4 Ekim 2010 Pazartesi

Maşuk



Bu haftasonu aşk adına birşeyler oldu. Çöpçatanlıklarını yaptığımız arkadaşlarımız birbirlerini beğenmelerine rağmen yanlış zamanlama sonucu arkadaş devam etmeye karar verdiler. Başlamadan kaldı yani. Zaten bu işi bir türlü beceremiyorum. İşe yarayanını da bir kendimizde gördüm zaten. Bizi de ortak arkadaşımız tanıştırmıştı. Bizi birbirimize uygun bularak. Doğru bulmuş. Bingo !
Bu pazar tartışmayla geçti. Ziyan olmauş güzel geçmesi muhtemel bir gün, kapalı havanın rehavetiyle birlikte anlaşmazlıklarla doldu taştı.
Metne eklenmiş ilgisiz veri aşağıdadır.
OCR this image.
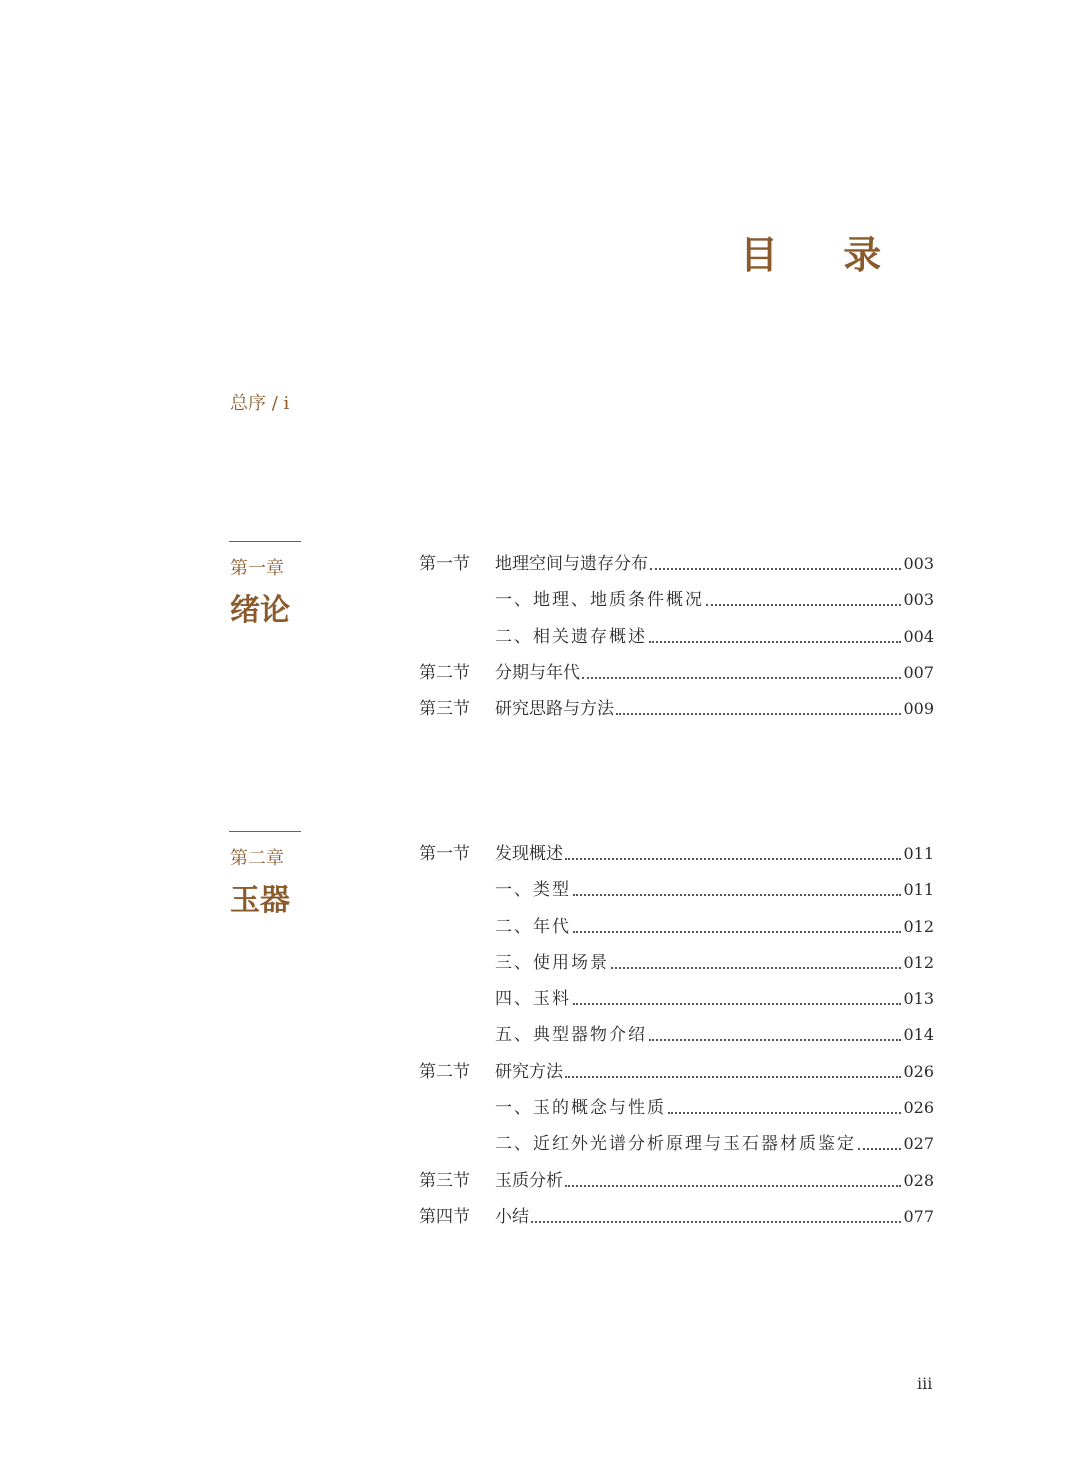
目 录
总序 / i
第一章
绪论
第一节	地理空间与遗存分布	003
一、地理、地质条件概况	003
二、相关遗存概述	004
第二节	分期与年代	007
第三节	研究思路与方法	009
第二章
玉器
第一节	发现概述	011
一、类型	011
二、年代	012
三、使用场景	012
四、玉料	013
五、典型器物介绍	014
第二节	研究方法	026
一、玉的概念与性质	026
二、近红外光谱分析原理与玉石器材质鉴定	027
第三节	玉质分析	028
第四节	小结	077
iii
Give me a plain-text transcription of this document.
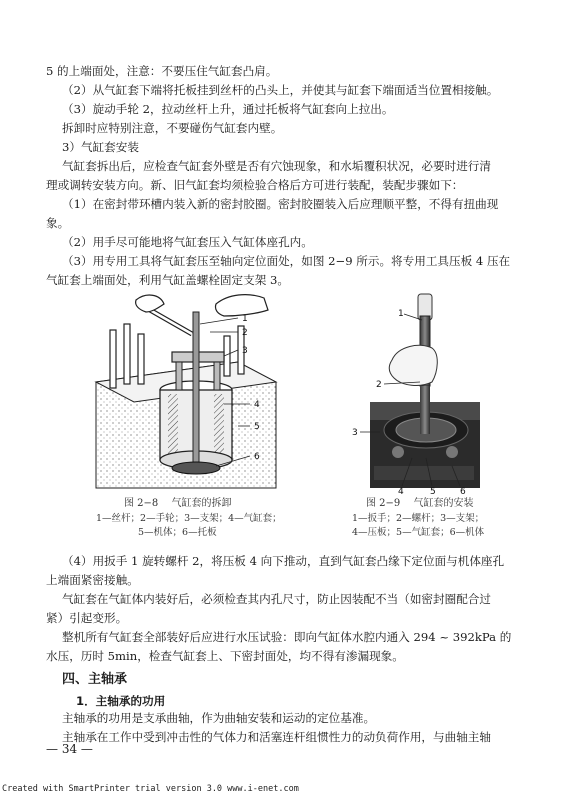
5 的上端面处，注意：不要压住气缸套凸肩。
（2）从气缸套下端将托板挂到丝杆的凸头上，并使其与缸套下端面适当位置相接触。
（3）旋动手轮 2，拉动丝杆上升，通过托板将气缸套向上拉出。
拆卸时应特别注意，不要碰伤气缸套内壁。
3）气缸套安装
气缸套拆出后，应检查气缸套外壁是否有穴蚀现象，和水垢覆积状况，必要时进行清
理或调转安装方向。新、旧气缸套均须检验合格后方可进行装配，装配步骤如下：
（1）在密封带环槽内装入新的密封胶圈。密封胶圈装入后应理顺平整，不得有扭曲现
象。
（2）用手尽可能地将气缸套压入气缸体座孔内。
（3）用专用工具将气缸套压至轴向定位面处，如图 2−9 所示。将专用工具压板 4 压在
气缸套上端面处，利用气缸盖螺栓固定支架 3。
1
2
3
4
5
6
图 2−8　 气缸套的拆卸
1—丝杆；2—手轮；3—支架；4—气缸套；
5—机体；6—托板
1
2
3
4	5	6
图 2−9　 气缸套的安装
1—扳手；2—螺杆；3—支架；
4—压板；5—气缸套；6—机体
（4）用扳手 1 旋转螺杆 2，将压板 4 向下推动，直到气缸套凸缘下定位面与机体座孔
上端面紧密接触。
气缸套在气缸体内装好后，必须检查其内孔尺寸，防止因装配不当（如密封圈配合过
紧）引起变形。
整机所有气缸套全部装好后应进行水压试验：即向气缸体水腔内通入 294 ~ 392kPa 的
水压，历时 5min，检查气缸套上、下密封面处，均不得有渗漏现象。
四、主轴承
1．主轴承的功用
主轴承的功用是支承曲轴，作为曲轴安装和运动的定位基准。
主轴承在工作中受到冲击性的气体力和活塞连杆组惯性力的动负荷作用，与曲轴主轴
— 34 —
Created with SmartPrinter trial version 3.0 www.i-enet.com
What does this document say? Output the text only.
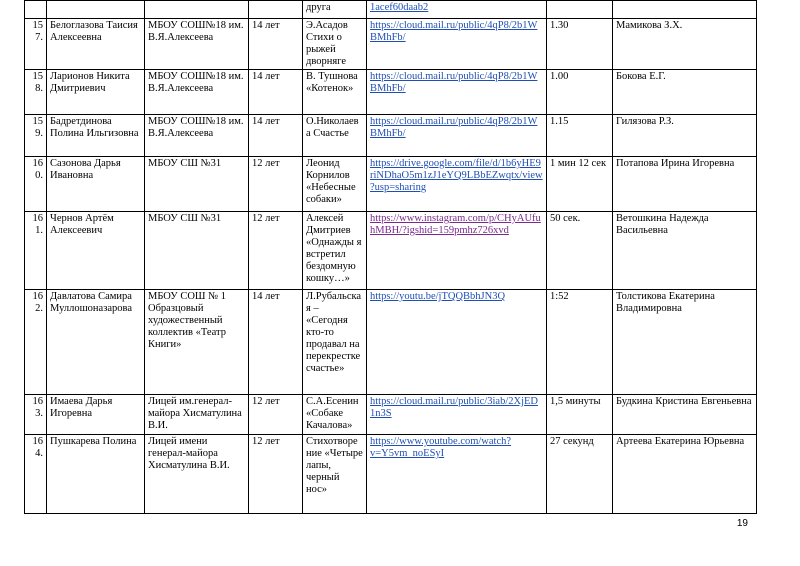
				друга	1acef60daab2		
157.	Белоглазова Таисия Алексеевна	МБОУ СОШ№18 им. В.Я.Алексеева	14 лет	Э.Асадов Стихи о рыжей дворняге	https://cloud.mail.ru/public/4qP8/2b1WBMhFb/	1.30	Мамикова З.Х.
158.	Ларионов Никита Дмитриевич	МБОУ СОШ№18 им. В.Я.Алексеева	14 лет	В. Тушнова «Котенок»	https://cloud.mail.ru/public/4qP8/2b1WBMhFb/	1.00	Бокова Е.Г.
159.	Бадретдинова Полина Ильгизовна	МБОУ СОШ№18 им. В.Я.Алексеева	14 лет	О.Николаева Счастье	https://cloud.mail.ru/public/4qP8/2b1WBMhFb/	1.15	Гилязова Р.З.
160.	Сазонова Дарья Ивановна	МБОУ СШ №31	12 лет	Леонид Корнилов «Небесные собаки»	https://drive.google.com/file/d/1b6yHE9riNDhaO5m1zJ1eYQ9LBbEZwqtx/view?usp=sharing	1 мин 12 сек	Потапова Ирина Игоревна
161.	Чернов Артём Алексеевич	МБОУ СШ №31	12 лет	Алексей Дмитриев «Однажды я встретил бездомную кошку…»	https://www.instagram.com/p/CHyAUfuhMBH/?igshid=159pmhz726xvd	50 сек.	Ветошкина Надежда Васильевна
162.	Давлатова Самира Муллошоназарова	МБОУ СОШ № 1 Образцовый художественный коллектив «Театр Книги»	14 лет	Л.Рубальская – «Сегодня кто-то продавал на перекрестке счастье»	https://youtu.be/jTQQBbhJN3Q	1:52	Толстикова Екатерина Владимировна
163.	Имаева Дарья Игоревна	Лицей им.генерал-майора Хисматулина В.И.	12 лет	С.А.Есенин «Собаке Качалова»	https://cloud.mail.ru/public/3iab/2XjED1n3S	1,5 минуты	Будкина Кристина Евгеньевна
164.	Пушкарева Полина	Лицей имени генерал-майора Хисматулина В.И.	12 лет	Стихотворение «Четыре лапы, черный нос»	https://www.youtube.com/watch?v=Y5vm_noESyI	27 секунд	Артеева Екатерина Юрьевна
19
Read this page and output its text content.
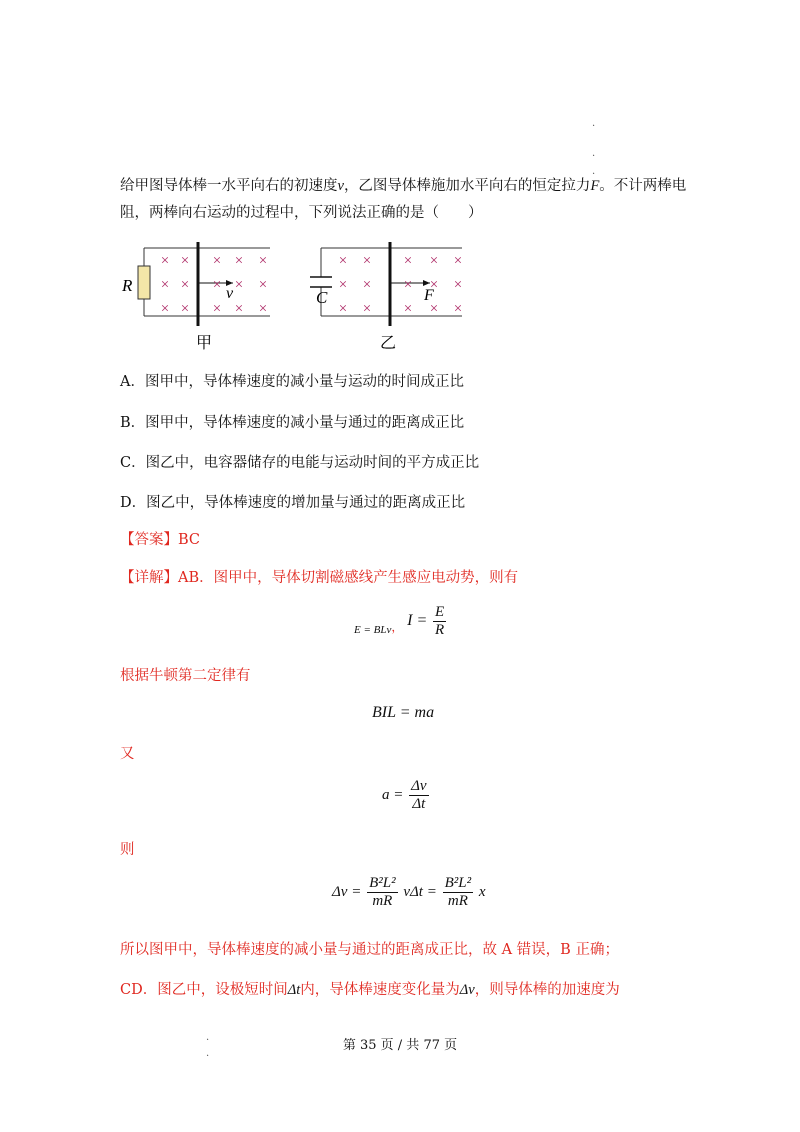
.
.
.
.
.
给甲图导体棒一水平向右的初速度v，乙图导体棒施加水平向右的恒定拉力F。不计两棒电
阻，两棒向右运动的过程中，下列说法正确的是（　　）
R	v
× × × × ×
× × × × ×
× × × × ×
甲
C	F
× × × × ×
× × × × ×
× × × × ×
乙
A．图甲中，导体棒速度的减小量与运动的时间成正比
B．图甲中，导体棒速度的减小量与通过的距离成正比
C．图乙中，电容器储存的电能与运动时间的平方成正比
D．图乙中，导体棒速度的增加量与通过的距离成正比
【答案】BC
【详解】AB．图甲中，导体切割磁感线产生感应电动势，则有
$_{E = BLv,}$ $I = \frac{E}{R}$
根据牛顿第二定律有
BIL = ma
又
$a = \frac{\Delta v}{\Delta t}$
则
$\Delta v = \frac{\text{B²L²}}{mR}$ $v\Delta t = \frac{\text{B²L²}}{mR}$ x
所以图甲中，导体棒速度的减小量与通过的距离成正比，故 A 错误，B 正确；
CD．图乙中，设极短时间Δt内，导体棒速度变化量为Δv，则导体棒的加速度为
第 35 页 / 共 77 页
Sonradan O'nu bu olayları anlatırken izleyince başta bozulsam da sonra fark ettim ki O'nu üzmüşüm. Anlaşmazlığın getiridği kızgınlıktan çok üzgünlük, kırgınlık var üzerinde. Yine de, beni sevdiğini ablamlara tekrar tekrar söylerken, ilişkimizin güzel ve mutlu olduğunu, sadece ufak tefek meselelerin nasıl büyüdüğünü görünce şaşırdığını söylerken kendi kendime, O'na ; "sen O'sun ya"  derken ne kadar bu dediğimin ne kadar doğru olduğunu anladım. Her şeyiyle, doğrusuyla, iyi huyluluğuyla ve huysuzluğuyla O işte.
Bu pazartesi kendi kendime bir söz vermiş olayım. Bir çok kez birbirimze verdiğimiz ama normal olarak tutamadığımız sözü bir kez de kendime vereyim bakayım.